Although there are many troubling themes throughout Richard Wright’s novel, Native Son, the mob mentality and the media’s contributions to incite racist behavior has been prevalent from the time of newspapers to our time today. This theme is touched upon in book two: “Flight” and more heavily acknowledged in the third book: “Fate”. Bigger is on the run in book two, hoping to stay ahead of the police and somewhat enjoying the “fame” that he is getting from the murder of Mary Dalton, he finds himself needing to see the articles written about him in the newspapers. Bigger steals a paper and it tells of the fiery indignation of the town as people learned about Mary’s killing, it also ends with “…they feel that the plan of the murder and kidnapping was too elaborate to be the work of a Negro mind,” (Wright 245). Newspapers being the only source of information during this time had the power to print anything they wanted and also had the power to sway their audience, as do the media outlets of today. It is no surprise that newspapers were run by predominantly white men and women and would print what they deemed to be facts at the time, albeit racist. In the third book, after Bigger faints at the inquest, he reads a paper that quotes a young white girl calling him an “ape” and the writer calling him “a jungle beast,” (Wright 279). These names are then heard again in the mob as well as a call for his lynching and killing.

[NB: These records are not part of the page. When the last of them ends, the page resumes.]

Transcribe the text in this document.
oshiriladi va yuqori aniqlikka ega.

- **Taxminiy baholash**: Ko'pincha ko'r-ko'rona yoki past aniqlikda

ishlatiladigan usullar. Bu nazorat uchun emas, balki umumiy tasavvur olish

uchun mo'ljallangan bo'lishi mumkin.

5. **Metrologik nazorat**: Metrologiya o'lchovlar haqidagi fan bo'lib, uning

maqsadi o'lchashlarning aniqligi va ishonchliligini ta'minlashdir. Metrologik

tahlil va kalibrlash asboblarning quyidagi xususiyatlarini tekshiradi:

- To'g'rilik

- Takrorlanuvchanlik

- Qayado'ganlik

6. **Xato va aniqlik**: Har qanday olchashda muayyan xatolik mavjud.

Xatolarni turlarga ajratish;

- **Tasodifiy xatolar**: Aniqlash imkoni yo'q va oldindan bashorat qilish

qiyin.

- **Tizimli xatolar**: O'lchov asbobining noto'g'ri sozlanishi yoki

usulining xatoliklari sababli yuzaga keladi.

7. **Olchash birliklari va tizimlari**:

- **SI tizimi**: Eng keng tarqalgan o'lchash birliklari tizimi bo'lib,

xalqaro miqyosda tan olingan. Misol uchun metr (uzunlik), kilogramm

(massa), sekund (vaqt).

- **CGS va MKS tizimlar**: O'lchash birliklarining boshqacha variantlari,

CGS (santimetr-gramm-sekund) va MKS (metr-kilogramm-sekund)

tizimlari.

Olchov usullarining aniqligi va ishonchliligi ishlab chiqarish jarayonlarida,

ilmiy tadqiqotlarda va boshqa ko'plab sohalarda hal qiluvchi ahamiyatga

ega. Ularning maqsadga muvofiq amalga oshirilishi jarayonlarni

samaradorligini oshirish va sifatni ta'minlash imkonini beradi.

Wright does well to highlight the reality of news and widespread media within these articles as he drew inspiration from the case of Robert Nixon, who the media, despite his crimes, degraded to an animal using the exact phrase “jungle beast”, along with the degradation of the black race. They then called the woman who was killed a mother of two, posting photos of her children and using them for a news story. Although it is understandable in the Nixon case, in modern times we often see racist media posting mugshots of innocent black people and the smiling family photos of serial killer white men. These articles and deliberate choices to denigrate black people to the racist stereotypes uphold the mob mentality that white people have when black people are involved in a crime; innocent or not. As James Baldwin writes in “The Price of the Ticket” after saying that a mob of people is bound together by fears, “To destroy a nigger, a kike, a dyke, or a faggot by one’s own act alone is […] to have made a public confession more personal…” (Baldwin 840). But hiding behind a newspaper and a phone screen is the exception.
Faith, I think you have noticed astutely how important the media is in shaping the trial and public perception. One thing I find interesting about the way in which the media portrays the case, and how it evolves over the course of the novel, is how they expand one situation into a larger narrative or stereotype. For example, when reporters are talking to Bigger when Mary has just gone missing, they decide to construe the story in a very pointed way: “Say, I’m slanting this to the primitive Negro who doesn’t want to be disturbed by white civilization” (214). Without any real evidence, one reporter is already crafting the narrative to fit with a particular agenda, one in which black people and white people should remain segregated. The framing turns the singular crime into a universalizing message, with the underlying assumption that all black people and white people think exactly the same. I do wonder, though, to what extent it is fair to say that the media still acts in this racist way today? I agree fully that some outlets do, but there are many news outlets, like the Marshall project, that work actively against this stereotyping in journalism. It is important to highlight these sources as well.